Anda por aí uma grande agitação por causa de um livro, As Cinquenta Sombras de Grey, de E. L. James, uma dona de casa que resolveu ensinar outras donas de casa a amar como deve ser a vidinha dos lençóis. Não tenho nada contra a agitação, aliás, considero-a bastante útil para a saúde pública.

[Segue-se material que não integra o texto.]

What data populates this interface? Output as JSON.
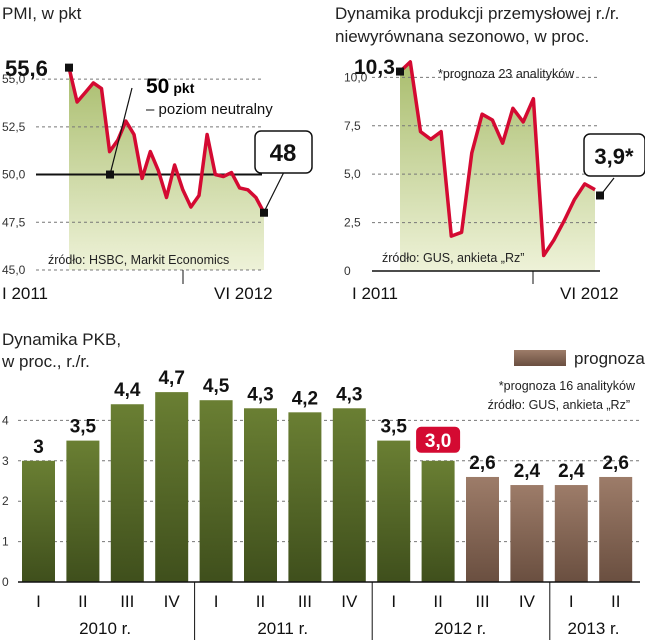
{
  "colors": {
    "line": "#d40a32",
    "bar_actual": "#5b6e2b",
    "bar_forecast": "#8a6a58",
    "highlight": "#d40a32"
  },
  "chart_data": [
    {
      "type": "area",
      "title": "PMI, w pkt",
      "ylim": [
        45.0,
        56.0
      ],
      "yticks": [
        "55,0",
        "52,5",
        "50,0",
        "47,5",
        "45,0"
      ],
      "ytick_values": [
        55,
        52.5,
        50,
        47.5,
        45
      ],
      "x_start_label": "I 2011",
      "x_end_label": "VI 2012",
      "values": [
        55.6,
        53.8,
        54.3,
        54.8,
        54.5,
        51.2,
        51.8,
        52.8,
        52.1,
        49.8,
        51.2,
        50.2,
        48.8,
        50.5,
        49.2,
        48.3,
        48.9,
        52.1,
        50.0,
        49.9,
        50.1,
        49.3,
        49.2,
        48.8,
        48.0
      ],
      "first_label": "55,6",
      "last_label": "48",
      "reference": {
        "value": 50,
        "label_value": "50",
        "label_unit": "pkt",
        "label_text": "– poziom neutralny"
      },
      "source": "źródło: HSBC, Markit Economics"
    },
    {
      "type": "area",
      "title": "Dynamika produkcji przemysłowej r./r.",
      "subtitle": "niewyrównana sezonowo, w proc.",
      "ylim": [
        0,
        11
      ],
      "yticks": [
        "10,0",
        "7,5",
        "5,0",
        "2,5",
        "0"
      ],
      "ytick_values": [
        10,
        7.5,
        5,
        2.5,
        0
      ],
      "x_start_label": "I 2011",
      "x_end_label": "VI 2012",
      "values": [
        10.3,
        10.8,
        7.2,
        6.8,
        7.2,
        1.8,
        2.0,
        6.1,
        8.1,
        7.8,
        6.6,
        8.4,
        7.7,
        8.9,
        0.8,
        1.6,
        2.6,
        3.7,
        4.5,
        4.2
      ],
      "first_label": "10,3",
      "last_label": "3,9*",
      "forecast_value": 3.9,
      "note": "*prognoza 23 analityków",
      "source": "źródło: GUS, ankieta „Rz”"
    },
    {
      "type": "bar",
      "title": "Dynamika PKB,",
      "subtitle": "w proc., r./r.",
      "ylim": [
        0,
        5
      ],
      "yticks": [
        "0",
        "1",
        "2",
        "3",
        "4"
      ],
      "ytick_values": [
        0,
        1,
        2,
        3,
        4
      ],
      "categories": [
        "I",
        "II",
        "III",
        "IV",
        "I",
        "II",
        "III",
        "IV",
        "I",
        "II",
        "III",
        "IV",
        "I",
        "II"
      ],
      "values": [
        3.0,
        3.5,
        4.4,
        4.7,
        4.5,
        4.3,
        4.2,
        4.3,
        3.5,
        3.0,
        2.6,
        2.4,
        2.4,
        2.6
      ],
      "labels": [
        "3",
        "3,5",
        "4,4",
        "4,7",
        "4,5",
        "4,3",
        "4,2",
        "4,3",
        "3,5",
        "3,0",
        "2,6",
        "2,4",
        "2,4",
        "2,6"
      ],
      "forecast": [
        false,
        false,
        false,
        false,
        false,
        false,
        false,
        false,
        false,
        false,
        true,
        true,
        true,
        true
      ],
      "highlight_index": 9,
      "years": [
        {
          "label": "2010 r.",
          "start": 0,
          "end": 3
        },
        {
          "label": "2011 r.",
          "start": 4,
          "end": 7
        },
        {
          "label": "2012 r.",
          "start": 8,
          "end": 11
        },
        {
          "label": "2013 r.",
          "start": 12,
          "end": 13
        }
      ],
      "legend": {
        "label": "prognoza"
      },
      "note": "*prognoza 16 analityków",
      "source": "źródło: GUS, ankieta „Rz”"
    }
  ]
}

Só gostava de relembrar novamente um pormenor: a primeira E. L. James foi uma portuguesa, Mariana Alcoforado, a freira alentejana que viveu entre 1640-1723. Tal como diz Helena Vasconcelos em Humilhação e Glória, Sóror Mariana Alcoforado "ensinou a amar uma vastíssima descendência de mulheres e de (alguns) homens". Repare-se que esta descendência que aprendeu as artes da cama com a nossa freira é uma descendência europeia e não apenas portuguesa.

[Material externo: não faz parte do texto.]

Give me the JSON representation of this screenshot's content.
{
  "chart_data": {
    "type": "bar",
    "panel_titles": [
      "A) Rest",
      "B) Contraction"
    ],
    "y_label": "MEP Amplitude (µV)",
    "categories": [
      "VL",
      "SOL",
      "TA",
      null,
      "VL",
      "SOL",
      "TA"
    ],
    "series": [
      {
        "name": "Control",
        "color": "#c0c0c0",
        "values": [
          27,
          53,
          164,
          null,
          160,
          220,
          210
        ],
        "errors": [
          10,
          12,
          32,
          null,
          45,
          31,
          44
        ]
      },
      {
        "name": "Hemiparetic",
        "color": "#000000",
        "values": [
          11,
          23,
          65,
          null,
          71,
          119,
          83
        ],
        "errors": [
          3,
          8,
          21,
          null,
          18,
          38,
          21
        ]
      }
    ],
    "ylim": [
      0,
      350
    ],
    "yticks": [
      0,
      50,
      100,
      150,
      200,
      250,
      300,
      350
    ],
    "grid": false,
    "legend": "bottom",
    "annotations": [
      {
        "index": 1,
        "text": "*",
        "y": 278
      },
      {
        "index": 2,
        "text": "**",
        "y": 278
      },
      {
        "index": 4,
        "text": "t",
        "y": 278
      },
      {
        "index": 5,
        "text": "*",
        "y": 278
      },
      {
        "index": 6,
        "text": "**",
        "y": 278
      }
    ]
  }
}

Nascida no caos de 1640, Mariana foi forçada a entrar num mosteiro (Nossa Senhora da Conceição) aos onze anos. Ao que parece, os conventos daquele tempo eram locais polivalentes, assim ao estilo do pavilhão multiusos. Se as outras irmãs usavam as celas para o recolhimento, Mariana usou a sua cela para o reconhecimento pormenorizado do cavaleiro Chamilly (ou Conde Milly), um bonitão francês que esteve aquartelado em Beja (1663-1667) aquando das Guerras da Restauração. A paixão que devia ter sido direccionada para o Altíssimo foi assim transviada para uns amassos bíblicos. De seguida, Mariana descreveu as festividades numa série de cartas que popularizam o estilo epistolar e o registo erótico junto do público letrado da Europa. Em 1669, as famosas cartas foram publicadas em França com o título "Cartas Portuguesas".

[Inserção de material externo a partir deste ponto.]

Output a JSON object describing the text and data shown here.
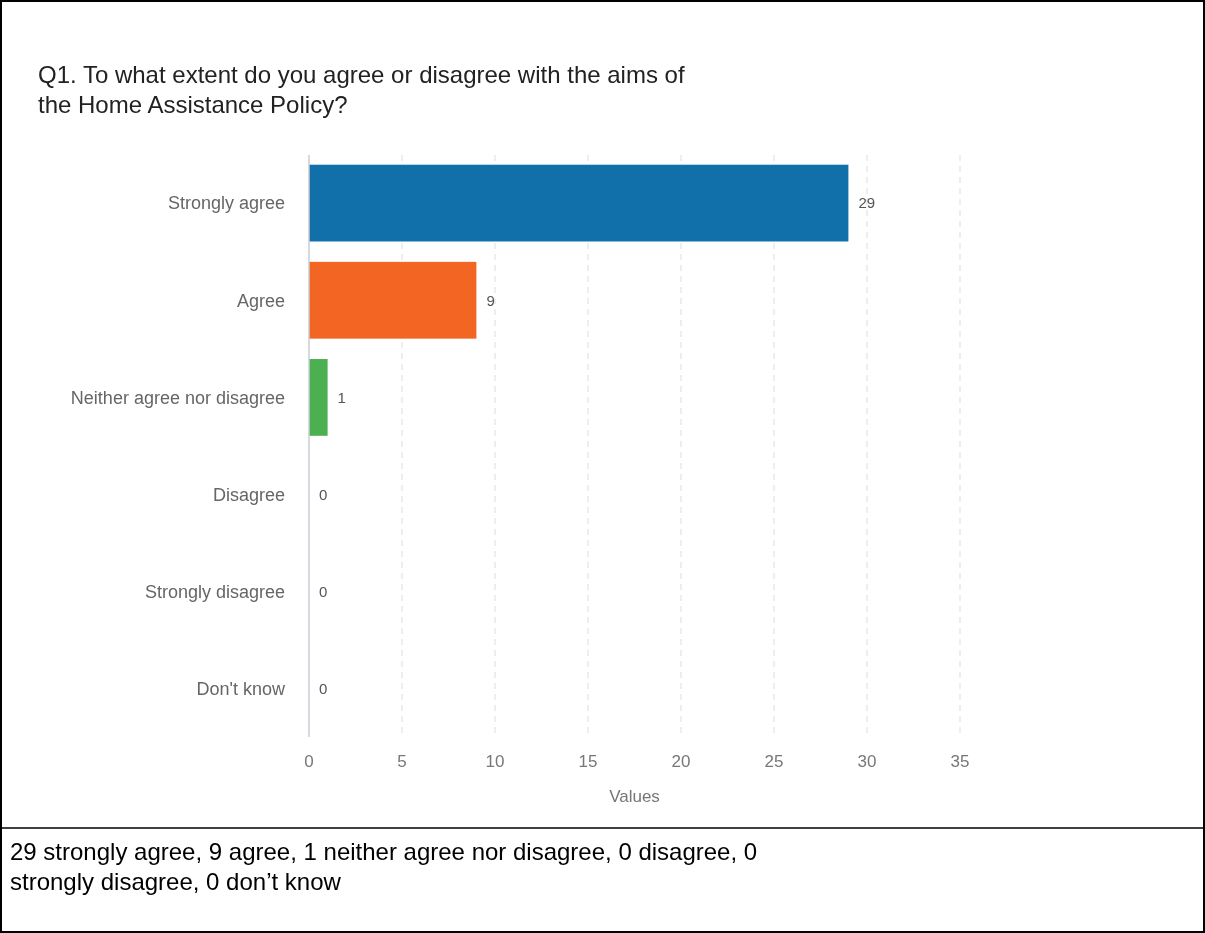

Mais tarde, levantaram-se dúvidas sobre a autoria do livro. Jean-Jacques Rousseau, por exemplo, não acreditava que uma mulher estivesse à altura daquela prosa: "as mulheres não gostam de arte ... é possível que alcancem algum sucesso com pequenos trabalhos que só necessitem de algum espírito e malícia. Elas não sabem descrever ou sentir o amor. Aposto tudo em como estas cartas foram escritas por um homem". Resposta da nossa Helena Vasconcelos? "Estou certa que aquelas cartas foram escritas por uma mulher, Mariana ou qualquer outra", porque - e esta é a minha parte favorita do livro - "só as mulheres sabem contar sobre o tremor do corpo". Cara Helena, o Jean-Jacques não sabia nada da poda.
PS: um editor atento trataria de reeditar as cartas de Mariana. O porno para mamãs começou entre nós.